As the third century of our era advanced, the system upon which the Roman Empire had been founded showed even clearer signs of breaking down. The supply of capable administrators proved insufficient. Roman citizens no longer took the keen interest in political affairs they had of old. The men who had furnished the brains of the state in earlier times abandoned themselves to lives of luxury and idleness. The concentration of power in the hands of the few governors of real ability and vigour led to a state of perpetual insurrection. On the contrary, the counter-check of subdivision of provinces and powers, devised by Diocletian and Constantine, led to the rise of a bureaucracy which got entirely out of hand. The ideals of Roman imperialism passed away. With them went the art of portraiture which they had fostered. An effete empire led to an effete art.

As we have said many centuries were to pass before the Catholic Church, which fathered the next great school of national sculpture—the Gothic—realized the possibility of embodying its thoughts and feelings in marble and bronze. The early Christians could never disassociate sculpture from the religious beliefs of the Romans. The art was too closely allied with a pagan faith to be acceptable to the new church. This more or less accounts for the absence of a vigorous school of sculpture in Italy between the fourth and the thirteenth centuries a.d.

The circumstances in Constantinople were not more favourable. During the early years of the Eastern Empire Greek and Roman sculpture never lacked appreciation. Constantine made his new capital an immense museum of classical art. But when the Byzantine artist sought to express the ideals of Christendom by means of sculpture he failed. All Byzantine art tended to become more and more abstract and symbolical. It finally became completely divorced from naturalism—the only sure ground upon which a sculptor can stand. At the same time Christian thought and feeling, which the Byzantine artist might have expressed, passed under the control of a Church which would not recognize the rights of any artist. No other explanation of the absence of a vigorous school of sculpture during the Dark Ages is required than the recital of the following decision of the Council of the Church at Nicæa. It refers to painting. A similar decree issued by the Empress Theodora, however, forbade any sculpture save low relief. Sculpture in the round was denounced as entirely pagan. The Nicæan decree may, therefore, be accepted as applying to any art effort.

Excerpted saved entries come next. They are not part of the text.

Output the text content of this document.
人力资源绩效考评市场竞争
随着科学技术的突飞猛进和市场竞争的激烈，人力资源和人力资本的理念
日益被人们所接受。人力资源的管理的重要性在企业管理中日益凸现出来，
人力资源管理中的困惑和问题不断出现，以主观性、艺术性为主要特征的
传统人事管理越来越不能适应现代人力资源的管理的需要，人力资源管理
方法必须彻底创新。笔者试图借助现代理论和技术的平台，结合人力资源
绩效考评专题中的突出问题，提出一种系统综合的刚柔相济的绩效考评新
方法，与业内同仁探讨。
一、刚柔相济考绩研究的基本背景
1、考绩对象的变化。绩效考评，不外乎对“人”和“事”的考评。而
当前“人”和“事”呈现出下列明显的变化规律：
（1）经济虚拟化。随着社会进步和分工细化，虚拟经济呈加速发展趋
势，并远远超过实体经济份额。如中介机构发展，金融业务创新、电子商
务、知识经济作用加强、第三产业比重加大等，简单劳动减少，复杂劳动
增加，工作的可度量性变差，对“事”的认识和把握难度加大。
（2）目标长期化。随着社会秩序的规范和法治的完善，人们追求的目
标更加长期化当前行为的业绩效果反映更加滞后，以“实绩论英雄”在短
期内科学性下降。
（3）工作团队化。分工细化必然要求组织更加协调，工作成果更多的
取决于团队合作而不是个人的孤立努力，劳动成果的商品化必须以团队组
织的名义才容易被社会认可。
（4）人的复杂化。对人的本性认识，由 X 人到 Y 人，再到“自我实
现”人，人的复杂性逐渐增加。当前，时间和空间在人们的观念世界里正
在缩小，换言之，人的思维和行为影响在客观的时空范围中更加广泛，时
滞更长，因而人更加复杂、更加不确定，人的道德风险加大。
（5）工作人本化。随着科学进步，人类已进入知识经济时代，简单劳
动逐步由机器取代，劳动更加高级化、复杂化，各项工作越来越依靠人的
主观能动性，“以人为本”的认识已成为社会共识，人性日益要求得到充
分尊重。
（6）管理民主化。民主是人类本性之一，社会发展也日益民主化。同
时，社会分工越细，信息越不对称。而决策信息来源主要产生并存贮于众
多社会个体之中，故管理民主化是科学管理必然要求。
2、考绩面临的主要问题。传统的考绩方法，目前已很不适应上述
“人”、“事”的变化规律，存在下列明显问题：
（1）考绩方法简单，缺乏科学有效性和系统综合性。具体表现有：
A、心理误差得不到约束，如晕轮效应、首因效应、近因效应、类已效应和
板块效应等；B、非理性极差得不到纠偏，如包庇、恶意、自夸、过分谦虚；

It ran: “The composition of the figures is not the invention of the painters but the law and tradition of the Catholic Church.... Nor is this purpose and tradition the part of the painter (for his is only the craft) but is due to the ordination and disposition of Our Father.”

Principles such as these ruled until about the tenth century, when circumstances led to their gradual decay and the consequent rise of a new school of sculpture. We shall see that this found a wealth of material in Christian myths and personalities which had suggested nothing to the craftsmen of Rome and Byzantium.